There are a couple of big positives when it comes to Airpcap, Wireshark and Pilot. The biggest positive is in the Airpcap hardware. This thing is great. It has an external antenna interface that allows for directional or long-distance sniffing and it also has a great internal antenna so that you can complete quick jobs without having to set up you're whole sniffing laptop rig. In fact, if I could use this thing with AirMagnet or WildPackets, I would. It may cost a heck of a lot more than the adapters you use with commercial software, but the quality of this hardware is without peer.

The other big positive is that CACE seems very committed to improving their product. I plan on emailing CACE all of the little problems I've described in this piece and I am confident that they'll work to address them. My sense is that they know that they have a product that is more for wired sniffing than wireless sniffing and they want to try to close that gap.

The bottom line here is that I would recommend WildPackets or AirMagnet ahead of Airpcap/Wireshark/Pilot today for professional WiFi sniffing. In the future that may change, but today even a cost-conscious person would be better off with WildPackets OmniPeek Basic ($1,194) and a Linksys WUSB600N ($75). That having been said, if you are a Wireshark devotee who wants to sniff WiFi, you almost have to get an Airpcap adapter (preferably Airpcap NX).
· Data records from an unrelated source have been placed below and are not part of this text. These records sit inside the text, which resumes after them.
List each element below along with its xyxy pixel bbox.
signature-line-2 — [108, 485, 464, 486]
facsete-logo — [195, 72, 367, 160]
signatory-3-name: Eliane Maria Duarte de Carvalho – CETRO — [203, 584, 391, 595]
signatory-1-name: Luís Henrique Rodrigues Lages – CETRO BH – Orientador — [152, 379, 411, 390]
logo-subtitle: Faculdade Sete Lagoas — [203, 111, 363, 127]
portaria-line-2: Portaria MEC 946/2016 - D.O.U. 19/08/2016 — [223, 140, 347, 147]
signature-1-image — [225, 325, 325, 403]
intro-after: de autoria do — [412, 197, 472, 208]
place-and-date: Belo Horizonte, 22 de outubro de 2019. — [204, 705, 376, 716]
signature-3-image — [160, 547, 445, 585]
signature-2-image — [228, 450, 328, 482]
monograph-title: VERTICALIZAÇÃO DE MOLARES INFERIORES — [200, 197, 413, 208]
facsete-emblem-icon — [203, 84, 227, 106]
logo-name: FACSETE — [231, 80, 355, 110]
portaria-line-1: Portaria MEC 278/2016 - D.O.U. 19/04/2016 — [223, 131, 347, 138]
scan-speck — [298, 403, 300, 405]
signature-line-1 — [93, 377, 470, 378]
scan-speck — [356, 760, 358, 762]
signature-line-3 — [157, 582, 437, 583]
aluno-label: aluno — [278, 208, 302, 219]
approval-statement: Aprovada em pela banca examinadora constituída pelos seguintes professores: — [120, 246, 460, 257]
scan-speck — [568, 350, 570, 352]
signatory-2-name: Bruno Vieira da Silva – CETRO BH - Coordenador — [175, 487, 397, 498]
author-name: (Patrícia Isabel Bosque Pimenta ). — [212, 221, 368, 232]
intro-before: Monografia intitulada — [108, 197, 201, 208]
And if you're a Wireshark devotee who needs statistics and graphs to make their WiFi sniffing easier, Pilot is the best option out there.

Postscript: I plan to report back again on the Wireshark/Airpcap/Pilot WiFi sniffing combo after a while to see if any changes are made that enhance the wireless analysis experience.

Comments

  1. Hi Ben,

    Have you tried WildPackets Compass? It is a free alternative to Pilot.

    http://cnet.co/jCSWnh

    ReplyDelete
  2. Hi Ben,

    Anything new on this front?

    Gregor Vucajnk

    ReplyDelete
  3. Gregor,

    Ha! I forgot all about Pilot. I have no relationship with Riverbed (new Pilot owners) so at the moment I'm out of the loop on whether they've improved things.

    ReplyDelete
  4. Ben,
    What are your thoughts on the Airpcap card with Metageeks eye P.A.?

    ReplyDelete
  5. Hmmm,
    Interesting, very interesting but stupid you dunkoff!